Figure 2: Flowchart of AI Sniper Bot Operation: Outlines the logical flow: mempool listener → token scoring engine → trade constructor → slippage validator → signed transaction execution. Each step is annotated with reference numerals to corresponding submodules.
Figure 3: Anti-Rug Logic and Liquidity Threshold Alert System: Shows how liquidity monitoring leads to anomaly detection and transaction lock. Includes triggers for user alerts and contract-based freeze protocols.
Figure 4: Token Revenue-Sharing Distribution Mechanism: Depicts wallet staking module, time-based snapshot mechanism, profit aggregator, escrow smart contract, and user claim UI. Each element is linked via directional flow arrows and assigned numerical references.
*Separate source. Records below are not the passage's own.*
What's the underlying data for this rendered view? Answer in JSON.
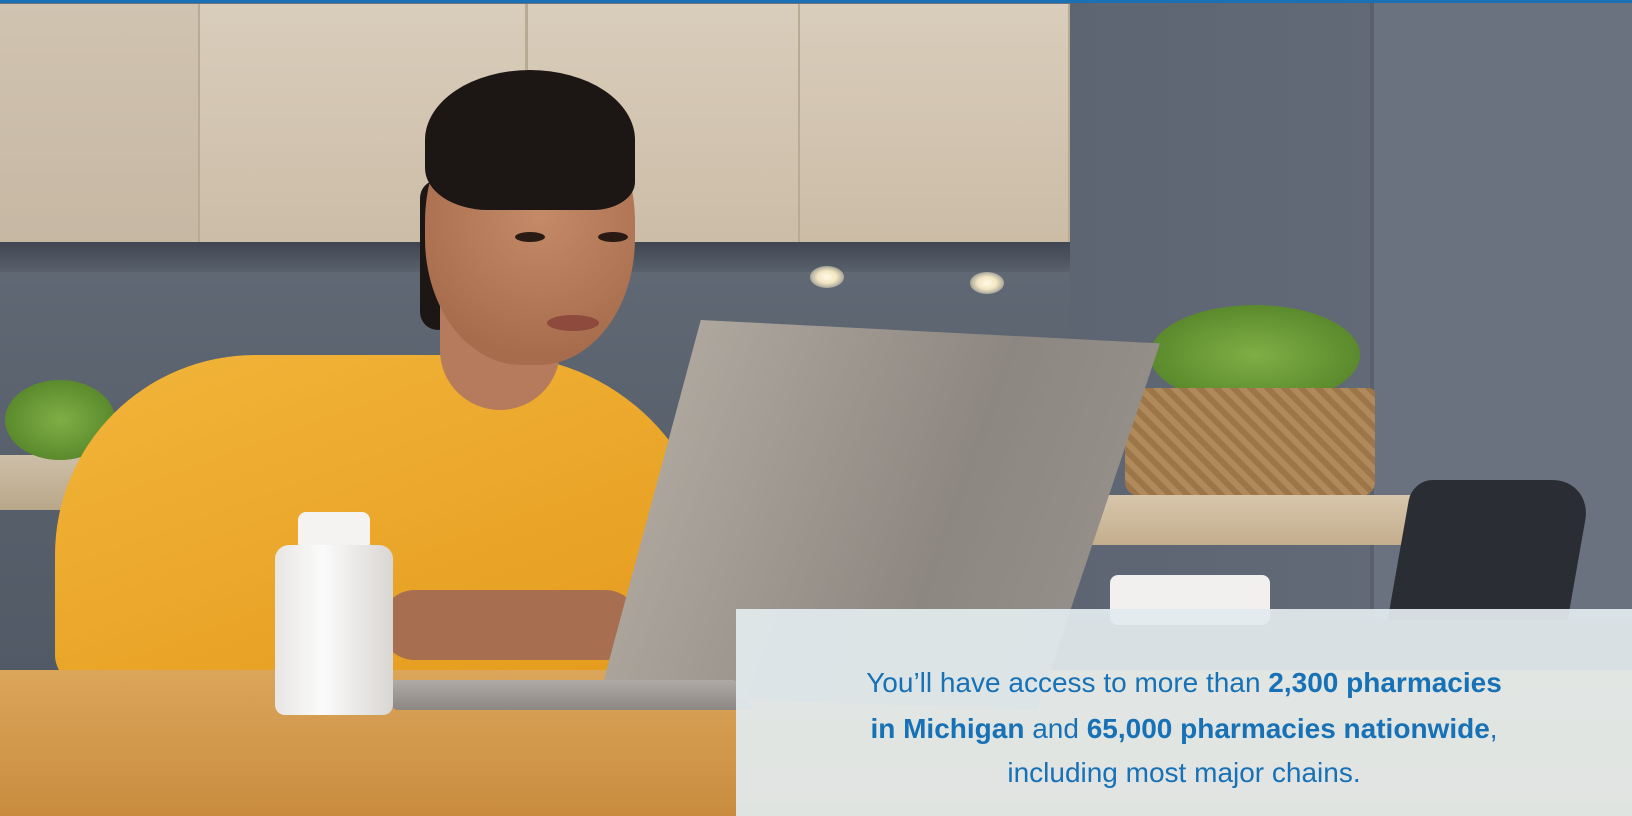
{
  "caption": {
    "line1_pre": "You’ll have access to more than ",
    "line1_bold": "2,300 pharmacies",
    "line2_bold1": "in Michigan",
    "line2_mid": " and ",
    "line2_bold2": "65,000 pharmacies nationwide",
    "line2_end": ",",
    "line3": "including most major chains."
  },
  "colors": {
    "caption_text": "#1671b6",
    "caption_bg": "#e2ebee",
    "top_accent": "#1b6fb3"
  }
}
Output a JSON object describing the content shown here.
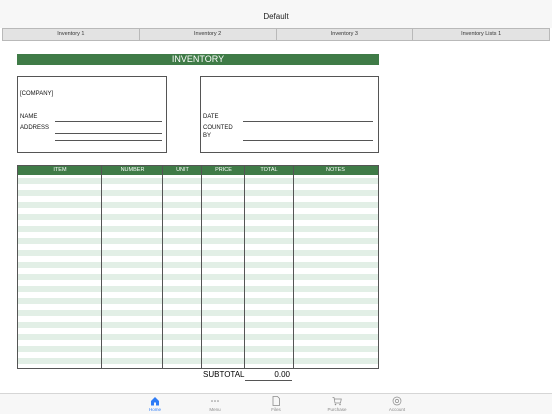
{
  "window": {
    "title": "Default"
  },
  "sheet_tabs": [
    "Inventory 1",
    "Inventory 2",
    "Inventory 3",
    "Inventory Lists 1"
  ],
  "document": {
    "banner": "INVENTORY",
    "company_placeholder": "[COMPANY]",
    "name_label": "NAME",
    "address_label": "ADDRESS",
    "date_label": "DATE",
    "counted_label_line1": "COUNTED",
    "counted_label_line2": "BY",
    "columns": [
      "ITEM",
      "NUMBER",
      "UNIT",
      "PRICE",
      "TOTAL",
      "NOTES"
    ],
    "subtotal_label": "SUBTOTAL",
    "subtotal_value": "0.00"
  },
  "tabbar": {
    "items": [
      {
        "label": "Home",
        "icon": "home-icon",
        "active": true
      },
      {
        "label": "Menu",
        "icon": "ellipsis-icon",
        "active": false
      },
      {
        "label": "Files",
        "icon": "file-icon",
        "active": false
      },
      {
        "label": "Purchase",
        "icon": "cart-icon",
        "active": false
      },
      {
        "label": "Account",
        "icon": "gear-icon",
        "active": false
      }
    ],
    "active_color": "#2e7cf6"
  },
  "colors": {
    "accent_green": "#3f7b47",
    "row_band": "#e2efe6"
  }
}
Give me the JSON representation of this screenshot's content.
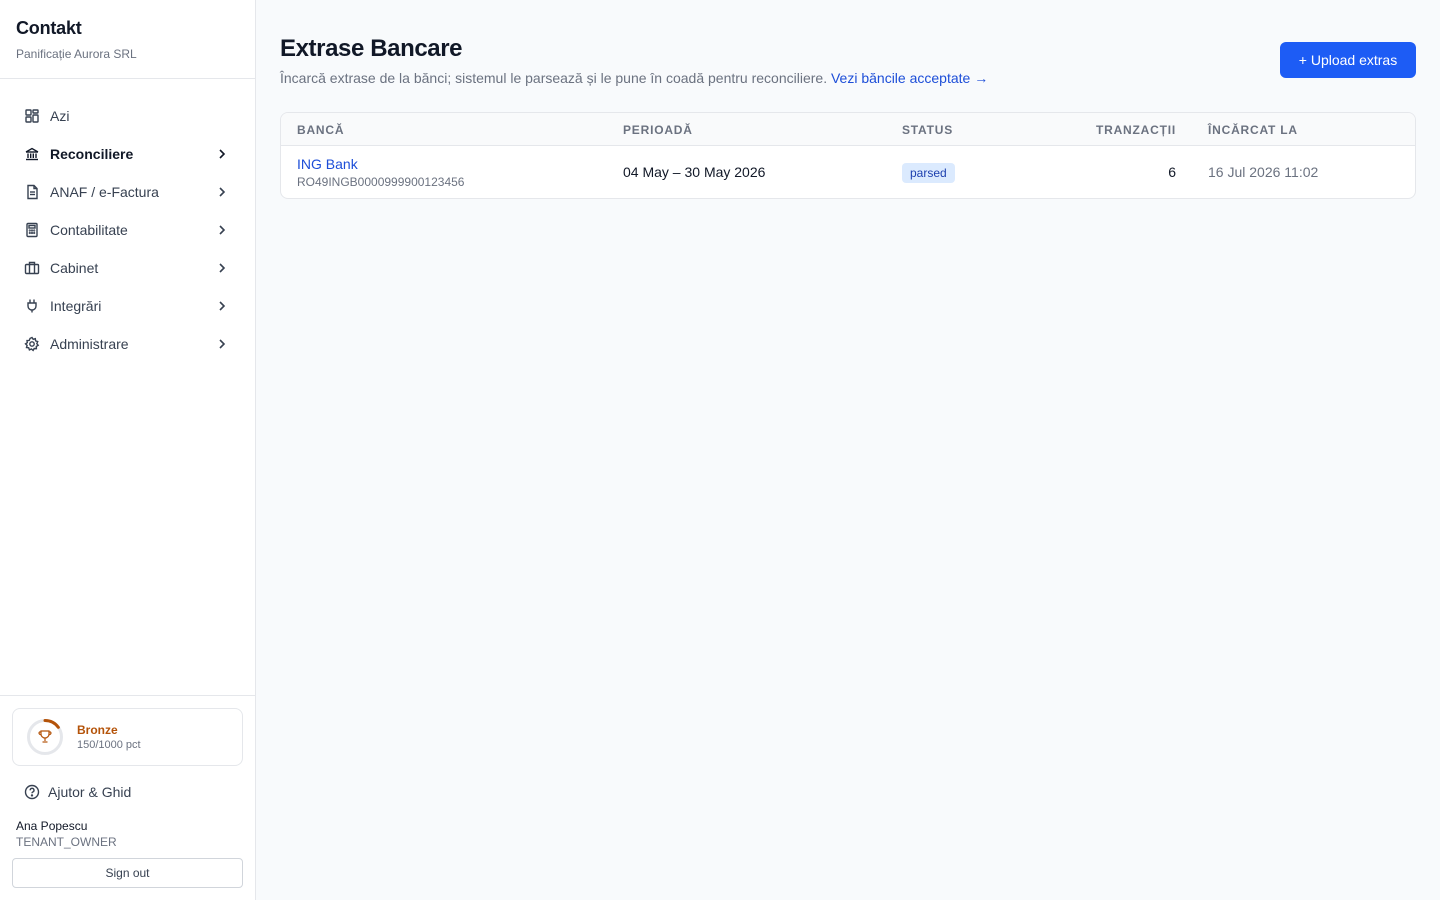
{
  "brand": {
    "title": "Contakt",
    "company": "Panificație Aurora SRL"
  },
  "sidebar": {
    "items": [
      {
        "label": "Azi",
        "icon": "dashboard-icon",
        "active": false,
        "has_children": false
      },
      {
        "label": "Reconciliere",
        "icon": "bank-icon",
        "active": true,
        "has_children": true
      },
      {
        "label": "ANAF / e-Factura",
        "icon": "document-icon",
        "active": false,
        "has_children": true
      },
      {
        "label": "Contabilitate",
        "icon": "calculator-icon",
        "active": false,
        "has_children": true
      },
      {
        "label": "Cabinet",
        "icon": "briefcase-icon",
        "active": false,
        "has_children": true
      },
      {
        "label": "Integrări",
        "icon": "plug-icon",
        "active": false,
        "has_children": true
      },
      {
        "label": "Administrare",
        "icon": "gear-icon",
        "active": false,
        "has_children": true
      }
    ],
    "level": {
      "name": "Bronze",
      "points": "150/1000 pct",
      "progress": 0.15,
      "color": "#b45309"
    },
    "help_label": "Ajutor & Ghid",
    "user": {
      "name": "Ana Popescu",
      "role": "TENANT_OWNER"
    },
    "signout_label": "Sign out"
  },
  "page": {
    "title": "Extrase Bancare",
    "description": "Încarcă extrase de la bănci; sistemul le parsează și le pune în coadă pentru reconciliere.",
    "link_label": "Vezi băncile acceptate →",
    "upload_label": "+ Upload extras"
  },
  "table": {
    "columns": [
      "Bancă",
      "Perioadă",
      "Status",
      "Tranzacții",
      "Încărcat la"
    ],
    "rows": [
      {
        "bank": "ING Bank",
        "iban": "RO49INGB0000999900123456",
        "period": "04 May – 30 May 2026",
        "status": "parsed",
        "transactions": "6",
        "uploaded_at": "16 Jul 2026 11:02"
      }
    ]
  },
  "colors": {
    "primary": "#1d5cf5",
    "link": "#1d4ed8",
    "badge_bg": "#dbeafe",
    "badge_fg": "#1e40af"
  }
}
Figure 5: Azure Node Deployment and API Routing Diagram: Details the backend infrastructure, including AKS container clusters, load balancers, failover strategies, API Gateway, monitoring components, and Azure Key Vault. Node references are numbered and routed according to deployment topology.
Figure 6: Biokript’s Key Security Framework: Details air-gapped storage, client-side encryption, zero centralized access, and secure multi-signature recovery, ensuring full user control and protection of private keys at all times.
Each figure includes numeric markers that correspond to elements described in the Detailed Description of the Invention, allowing cross-referencing between visual diagrams and textual sections for enhanced understanding and clarity.